The Italian Space Agency announced Wednesday that researchers have detected signs of a large, stable body of liquid water locked away beneath a mile of ice near Mars’ south pole. The observations were recorded by the Mars Advanced Radar for Subsurface and Ionosphere Sounding instrument—Marsis for short.
“Marsis was born to make this kind of discovery, and now it has,” says Roberto Orosei, a radioastronomer at the National Institute for Astrophysics, who led the investigation. His team’s findings, which appear in this week’s issue of Science, raise tantalizing questions about the planet’s geology—and its potential for harboring life.
Marsis collected its evidence from orbit, flying aboard the European Space Agency’s Mars Express spacecraft. It works by transmitting pulses of low-frequency electromagnetic waves toward the red planet.
National Geographic reports:
The Mars Express team compares the discovery to lakes tucked beneath the ice sheets of Greenland and Antarctica, which are sometimes huge and certainly more than capable of hosting life as we know it.

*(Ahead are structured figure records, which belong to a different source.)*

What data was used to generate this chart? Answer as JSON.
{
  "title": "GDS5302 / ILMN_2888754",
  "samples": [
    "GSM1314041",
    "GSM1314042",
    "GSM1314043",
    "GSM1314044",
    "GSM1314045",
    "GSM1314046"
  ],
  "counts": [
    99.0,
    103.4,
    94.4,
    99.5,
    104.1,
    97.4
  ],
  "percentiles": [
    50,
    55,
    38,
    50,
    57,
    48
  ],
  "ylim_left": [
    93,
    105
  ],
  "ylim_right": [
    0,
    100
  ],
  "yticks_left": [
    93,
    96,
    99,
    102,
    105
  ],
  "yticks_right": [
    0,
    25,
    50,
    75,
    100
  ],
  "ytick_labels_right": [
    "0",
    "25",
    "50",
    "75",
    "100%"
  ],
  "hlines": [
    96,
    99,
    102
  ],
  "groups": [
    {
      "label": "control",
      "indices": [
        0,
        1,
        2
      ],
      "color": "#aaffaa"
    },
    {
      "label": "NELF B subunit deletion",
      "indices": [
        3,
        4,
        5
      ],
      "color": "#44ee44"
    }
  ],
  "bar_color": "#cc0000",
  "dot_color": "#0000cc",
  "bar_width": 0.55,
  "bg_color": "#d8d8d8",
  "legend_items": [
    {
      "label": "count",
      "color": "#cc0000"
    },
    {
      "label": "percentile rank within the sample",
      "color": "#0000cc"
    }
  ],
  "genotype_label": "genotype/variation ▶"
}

But not everyone is convinced that the “lake” is actually a lake. Even according to the team, it could instead be a deposit of dampened sludge, more like muddy sediments than a pocket filled with liquid. Determining the exact nature of the structure will require a different instrument, Pettinelli says.
“We can’t choose between one or the other. We don’t have enough information to say this is a lake or saturated sediment like an aquifer,” Pettinelli says. “The lake will be more interesting.”